A quaint account of the origin of the monastery was given by one of the head priests:—
“Many hundred years ago a pious old man retired from the world, and came to dwell in these mountains, giving himself up entirely to the performance of religious duties. So earnest was he in his devotions that he neglected everything relating to his temporal wants, even to his daily food. Providence, however, would not suffer so good a man to starve. Some boys were sent in a miraculous manner, who daily supplied him with food. In the course of time the fame of the sage extended all over the adjacent country, and disciples flocked to him from all quarters. A small range of temples was built, and thus commenced the extensive buildings which now bear the name of ‘Tien-tung,’ or the ‘Temple of the Heavenly Boys;’ Tien signifying heaven, and tung, a boy. At last the old man died, but his disciples supplied his place. The fame of the temple spread far and wide, and votaries came from the most distant parts of the empire—one of the Chinese kings being amongst the number—to worship and leave their offerings at its altars. Larger temples were built in front of the original ones, and these again in their turn gave way to those spacious buildings which form the principal part of the structure of the present day.”
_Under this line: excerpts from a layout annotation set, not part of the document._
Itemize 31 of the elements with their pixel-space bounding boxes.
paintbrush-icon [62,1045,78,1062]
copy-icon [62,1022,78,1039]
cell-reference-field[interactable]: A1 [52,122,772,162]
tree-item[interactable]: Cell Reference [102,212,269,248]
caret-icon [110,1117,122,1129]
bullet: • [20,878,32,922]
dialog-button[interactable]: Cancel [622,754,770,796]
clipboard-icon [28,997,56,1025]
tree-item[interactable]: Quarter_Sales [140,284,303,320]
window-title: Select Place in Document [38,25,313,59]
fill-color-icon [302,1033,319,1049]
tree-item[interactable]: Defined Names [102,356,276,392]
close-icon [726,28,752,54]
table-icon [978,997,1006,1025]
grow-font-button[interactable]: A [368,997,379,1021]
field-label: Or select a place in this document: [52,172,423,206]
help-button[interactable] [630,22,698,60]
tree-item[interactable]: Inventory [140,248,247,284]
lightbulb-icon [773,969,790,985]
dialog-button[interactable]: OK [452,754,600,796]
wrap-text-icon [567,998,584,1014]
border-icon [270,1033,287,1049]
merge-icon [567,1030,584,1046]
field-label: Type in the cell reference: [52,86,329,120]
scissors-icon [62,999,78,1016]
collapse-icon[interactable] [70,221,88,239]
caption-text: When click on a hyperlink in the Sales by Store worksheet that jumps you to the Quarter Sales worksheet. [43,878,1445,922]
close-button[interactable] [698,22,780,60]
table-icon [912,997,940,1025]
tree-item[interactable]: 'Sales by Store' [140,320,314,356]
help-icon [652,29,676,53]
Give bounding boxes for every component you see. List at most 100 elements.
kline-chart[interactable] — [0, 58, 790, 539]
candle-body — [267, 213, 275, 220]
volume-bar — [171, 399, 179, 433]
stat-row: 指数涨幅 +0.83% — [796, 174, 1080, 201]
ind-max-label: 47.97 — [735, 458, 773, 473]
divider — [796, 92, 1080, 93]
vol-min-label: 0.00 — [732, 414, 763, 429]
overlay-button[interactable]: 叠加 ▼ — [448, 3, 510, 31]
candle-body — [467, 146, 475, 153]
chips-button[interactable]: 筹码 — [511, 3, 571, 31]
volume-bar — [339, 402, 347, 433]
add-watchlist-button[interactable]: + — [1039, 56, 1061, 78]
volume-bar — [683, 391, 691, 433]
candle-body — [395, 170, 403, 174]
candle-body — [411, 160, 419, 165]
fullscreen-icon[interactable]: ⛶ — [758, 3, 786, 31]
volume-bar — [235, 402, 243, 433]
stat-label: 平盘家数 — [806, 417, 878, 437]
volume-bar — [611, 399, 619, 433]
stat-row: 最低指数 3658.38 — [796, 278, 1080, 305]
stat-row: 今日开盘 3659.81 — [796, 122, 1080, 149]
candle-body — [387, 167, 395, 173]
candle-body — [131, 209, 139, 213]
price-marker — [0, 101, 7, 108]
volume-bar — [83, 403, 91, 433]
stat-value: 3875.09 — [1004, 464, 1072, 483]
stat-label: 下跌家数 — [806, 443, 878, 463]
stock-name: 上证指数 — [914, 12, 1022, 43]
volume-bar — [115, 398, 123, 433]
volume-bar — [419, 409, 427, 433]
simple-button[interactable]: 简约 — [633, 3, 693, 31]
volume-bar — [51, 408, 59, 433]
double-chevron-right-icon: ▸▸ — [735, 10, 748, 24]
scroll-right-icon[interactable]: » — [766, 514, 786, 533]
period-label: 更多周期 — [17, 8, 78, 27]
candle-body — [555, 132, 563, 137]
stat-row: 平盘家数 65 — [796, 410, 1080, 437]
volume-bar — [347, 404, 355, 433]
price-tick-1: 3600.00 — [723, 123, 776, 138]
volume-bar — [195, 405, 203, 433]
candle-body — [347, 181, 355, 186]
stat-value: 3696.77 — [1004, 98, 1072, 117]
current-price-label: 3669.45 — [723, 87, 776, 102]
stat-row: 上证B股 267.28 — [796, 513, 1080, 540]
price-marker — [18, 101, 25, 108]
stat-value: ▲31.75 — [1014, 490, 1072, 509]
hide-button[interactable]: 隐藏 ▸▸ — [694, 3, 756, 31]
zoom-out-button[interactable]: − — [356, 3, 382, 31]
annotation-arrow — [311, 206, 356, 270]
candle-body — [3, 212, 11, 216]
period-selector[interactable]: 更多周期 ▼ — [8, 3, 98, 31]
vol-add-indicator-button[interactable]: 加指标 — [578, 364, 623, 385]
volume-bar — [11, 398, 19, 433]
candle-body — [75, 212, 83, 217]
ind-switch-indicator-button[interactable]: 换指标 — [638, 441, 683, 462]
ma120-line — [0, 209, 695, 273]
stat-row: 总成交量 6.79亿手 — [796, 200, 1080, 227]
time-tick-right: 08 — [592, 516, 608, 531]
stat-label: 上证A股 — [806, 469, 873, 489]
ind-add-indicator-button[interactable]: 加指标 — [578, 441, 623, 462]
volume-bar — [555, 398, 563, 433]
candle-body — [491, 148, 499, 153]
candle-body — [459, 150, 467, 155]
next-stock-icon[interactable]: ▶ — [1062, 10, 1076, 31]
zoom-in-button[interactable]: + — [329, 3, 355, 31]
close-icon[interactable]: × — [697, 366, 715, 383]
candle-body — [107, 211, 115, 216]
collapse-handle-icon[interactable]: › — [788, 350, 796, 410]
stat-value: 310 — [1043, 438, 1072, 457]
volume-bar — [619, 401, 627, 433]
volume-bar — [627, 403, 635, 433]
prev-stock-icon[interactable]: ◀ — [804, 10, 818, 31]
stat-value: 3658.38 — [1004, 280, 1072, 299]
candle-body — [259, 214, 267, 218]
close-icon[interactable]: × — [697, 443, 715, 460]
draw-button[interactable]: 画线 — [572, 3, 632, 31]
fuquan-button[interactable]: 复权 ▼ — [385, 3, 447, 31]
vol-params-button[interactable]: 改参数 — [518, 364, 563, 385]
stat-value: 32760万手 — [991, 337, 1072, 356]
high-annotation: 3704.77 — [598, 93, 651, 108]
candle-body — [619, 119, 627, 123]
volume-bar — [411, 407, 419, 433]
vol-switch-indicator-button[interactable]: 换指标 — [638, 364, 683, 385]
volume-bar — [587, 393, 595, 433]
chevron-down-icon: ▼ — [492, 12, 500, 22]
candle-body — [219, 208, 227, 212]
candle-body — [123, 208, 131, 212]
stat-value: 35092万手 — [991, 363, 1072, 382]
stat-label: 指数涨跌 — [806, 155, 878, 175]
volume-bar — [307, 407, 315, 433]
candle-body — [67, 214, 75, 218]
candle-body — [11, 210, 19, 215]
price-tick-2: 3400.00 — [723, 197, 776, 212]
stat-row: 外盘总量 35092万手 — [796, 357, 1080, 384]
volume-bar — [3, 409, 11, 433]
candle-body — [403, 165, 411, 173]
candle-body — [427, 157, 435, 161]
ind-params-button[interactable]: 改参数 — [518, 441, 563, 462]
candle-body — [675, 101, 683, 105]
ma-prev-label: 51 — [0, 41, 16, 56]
Mr. Fortune remarks that a large number of Buddhist temples are scattered over all this part of the country. Their architects have shown as keen a sympathy with nature as the Cistercian founders in Europe, always building them in the most lovely and picturesque situations, amongst the green hills, and in the shelter of spreading woods—the leafy enclosures that in England indicate the presence of an old manor house, or “ancestral hall.” Poo-to, or the Worshipping Island, as foreigners call it, is one of the eastern islands in the Chusan Archipelago, and seems to be one of the great Buddhist centres. The principal group of temples is situated in a fine romantic glen, and from the high ground above it, seems like a town of considerable size. As the traveller approaches nearer, he finds the view of great interest. In front extends a large artificial pond, filled with the broad green leaves and noble red and white flowers of the nelumbium speciosum,—a plant in high favour with the Chinese. Access to the monastery is obtained by a very ornamental bridge thrown across this piece of water.